Question écrite ✓ Répondue #11#

Inégalités territoriales dans le financement des établissements d'enseignement privés sous contrat

Posée le 16/04/2026 • Ministère interrogé : Éducation nationale

Bernard Pillefer

Bernard Pillefer UC

Sénateur — Loir-et-Cher

La question

M. Bernard Pillefer attire l'attention de M. le ministre de l'éducation nationale sur les difficultés persistantes liées au financement des établissements d'enseignement privés sous contrat par les collectivités territoriales dans le cadre des forfaits d'externat. Conformément à la loi n°59-1557 du 31 décembre 1959 sur les rapports entre l'État et les établissements d'enseignement privés (dite « loi Debré »), ces collectivités sont tenues d'assurer la prise en charge des dépenses de fonctionnement de ces établissements, dans le respect du principe de parité avec l'enseignement public. Pourtant, plusieurs constats récents font apparaître des écarts significatifs dans l'application de cette obligation, certaines collectivités ne versant pas les montants attendus. Ces insuffisances, qui représenteraient plusieurs centaines d'euros par élève chaque année, contribuent à accentuer les disparités territoriales et conduisent parfois à un report de charges sur les familles. Elles fragilisent également l'équilibre économique des établissements concernés, alors même qu'ils accueillent plus de deux millions d'élèves et participent pleinement à l'offre éducative sur l'ensemble du territoire, notamment dans les zones rurales. Dans ce contexte, il lui demande quelles mesures le Gouvernement entend prendre afin d'assurer une application homogène de la loi sur l'ensemble du territoire, de garantir un financement équitable de l'enseignement privé sous contrat et ainsi limiter les contentieux en la matière.

✓ Réponse du gouvernement

Le principe de parité impose, en application de l'article L. 442-5 du code de l'éducation, que les dépenses de fonctionnement des classes des établissements d'enseignement privés sous contrat d'association soient prises en charge dans les mêmes conditions que celles des classes correspondantes de l'enseignement public.

La fédération nationale des organismes de gestion de l'enseignement catholique (FNOGEC) a récemment publié un rapport estimant à 900 millions d'euros le manque à gagner résultant pour les établissements d'enseignement privés des premier et second degrés relevant de l'enseignement catholique d'une sous-évaluation du montant des forfaits versés par les collectivités territoriales. Le ministère de l'éducation nationale ne dispose pas de données permettant de vérifier cette estimation.

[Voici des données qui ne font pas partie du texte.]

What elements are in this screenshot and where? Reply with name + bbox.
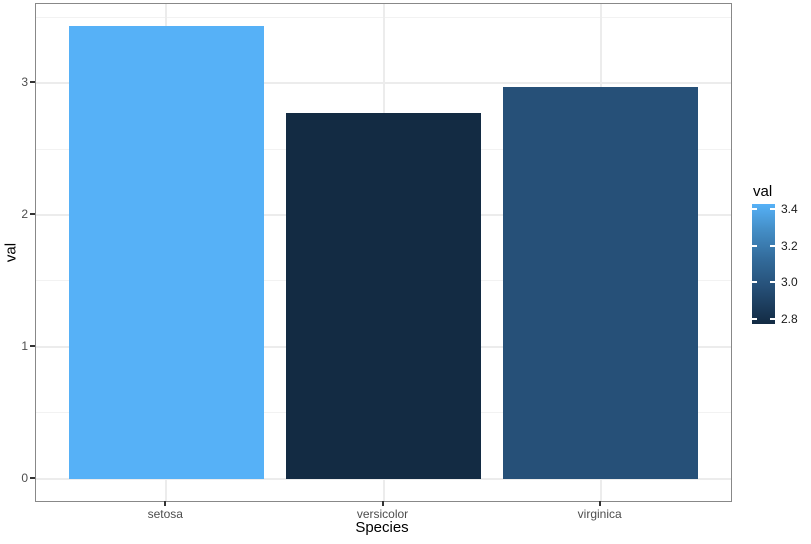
legend-colorbar-tick [752,317,757,320]
legend-colorbar-gradient [752,204,775,324]
legend-tick-label: 3.0 [781,275,798,290]
x-axis-tick-label: virginica [577,507,622,521]
y-axis-tick [30,81,35,84]
bar-virginica [502,87,699,479]
y-axis-tick-label: 3 [21,75,28,90]
legend-colorbar-tick [752,244,757,247]
legend-tick-label: 3.4 [781,202,798,217]
legend-tick-label: 2.8 [781,311,798,326]
x-axis-tick [598,501,601,506]
x-axis-tick [164,501,167,506]
y-axis-tick-label: 2 [21,206,28,221]
legend-colorbar-tick [770,208,775,211]
y-axis-title: val [2,242,20,263]
y-axis-tick-label: 0 [21,470,28,485]
y-axis-tick [30,212,35,215]
legend-colorbar-tick [752,281,757,284]
x-axis-title: Species [355,519,409,536]
y-axis-tick [30,344,35,347]
x-axis-tick-label: versicolor [356,507,409,521]
y-axis-tick [30,476,35,479]
legend-title: val [753,183,773,200]
legend-tick-label: 3.2 [781,238,798,253]
bar-versicolor [285,113,482,479]
legend-colorbar-tick [770,244,775,247]
x-axis-tick-label: setosa [147,507,183,521]
plot-panel [35,3,732,502]
legend-colorbar-tick [752,208,757,211]
y-axis-tick-label: 1 [21,338,28,353]
bar-setosa [68,26,265,479]
x-axis-tick [381,501,384,506]
legend-colorbar-tick [770,281,775,284]
legend-colorbar-tick [770,317,775,320]
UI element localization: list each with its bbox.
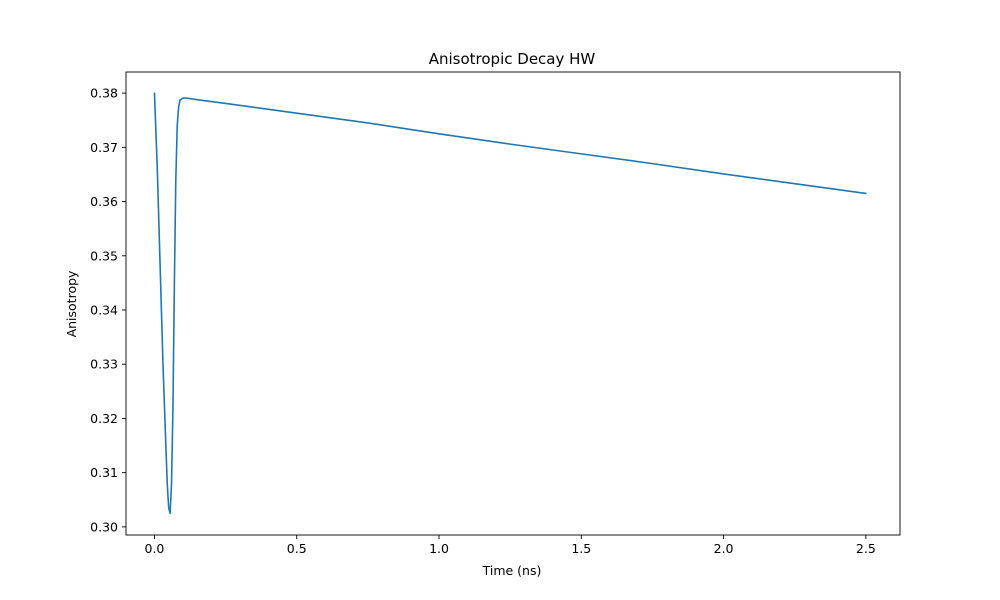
series-line [153, 92, 867, 515]
y-tick-label: 0.33 [90, 357, 118, 372]
chart-title: Anisotropic Decay HW [429, 50, 596, 68]
x-tick-label: 1.0 [429, 541, 449, 556]
x-tick-label: 1.5 [571, 541, 591, 556]
y-axis-label: Anisotropy [64, 270, 79, 337]
y-tick-label: 0.38 [90, 86, 118, 101]
y-tick-label: 0.37 [90, 140, 118, 155]
y-tick-label: 0.32 [90, 411, 118, 426]
x-tick-label: 2.0 [714, 541, 734, 556]
y-tick-label: 0.31 [90, 465, 118, 480]
y-tick-label: 0.30 [90, 519, 118, 534]
plot-frame [125, 71, 901, 536]
x-axis: 0.0 0.5 1.0 1.5 2.0 2.5 [145, 535, 876, 556]
x-tick-label: 0.5 [287, 541, 307, 556]
x-tick-label: 0.0 [145, 541, 165, 556]
y-tick-label: 0.36 [90, 194, 118, 209]
y-tick-label: 0.35 [90, 248, 118, 263]
x-axis-label: Time (ns) [482, 563, 542, 578]
y-axis: 0.30 0.31 0.32 0.33 0.34 0.35 0.36 0.37 0.38 [90, 86, 126, 534]
y-tick-label: 0.34 [90, 303, 118, 318]
x-tick-label: 2.5 [856, 541, 876, 556]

Le versement des forfaits qui découlent des dispositions du code de l'éducation incombe aux collectivités territoriales concernées : commune ou établissement public de coopération intercommunale pour les écoles, département pour les collèges et région pour les lycées, en fonction des dépenses effectivement réalisées pour le fonctionnement de ces classes dans l'enseignement public. Il n'appartient pas au ministère de l'éducation nationale d'émettre un avis sur la légalité des délibérations des collectivités territoriales fixant les montants de ces forfaits, cette compétence incombant au préfet du département concerné. Le code de l'éducation prévoit par ailleurs, pour les établissements d'enseignement privés du premier degré, l'intervention du préfet en cas de désaccord entre la commune et l'établissement concernant le versement du forfait communal.

Si des différences peuvent exister dans le montant des forfaits versés entre territoires, elles découlent en premier lieu de différences de financement des établissements d'enseignement publics par les collectivités concernées. Ces dernières décident en effet, en application du principe de la libre administration des collectivités territoriales, des dépenses qu'elles souhaitent engager au titre des dotations de fonctionnement des établissements scolaires. Définir un forfait plancher national pour les élèves de l'enseignement privé aurait pour conséquence, dans le respect du principe de parité, de fixer un seuil similaire pour l'enseignement public, ce qui pourrait conduire à porter atteinte au principe de la libre administration des collectivités territoriales.

Le ministère de l'éducation nationale rappelle néanmoins son attachement au respect des principes de liberté de l'enseignement et de parité. Ainsi, les financements prévus par le code de l'éducation doivent bien être calculés à parité entre l'enseignement public et l'enseignement privé, tout en garantissant les établissements d'enseignement privés sous contrat contre des ruptures d'égalité à leur détriment au regard des obligations particulières que ces établissements assument.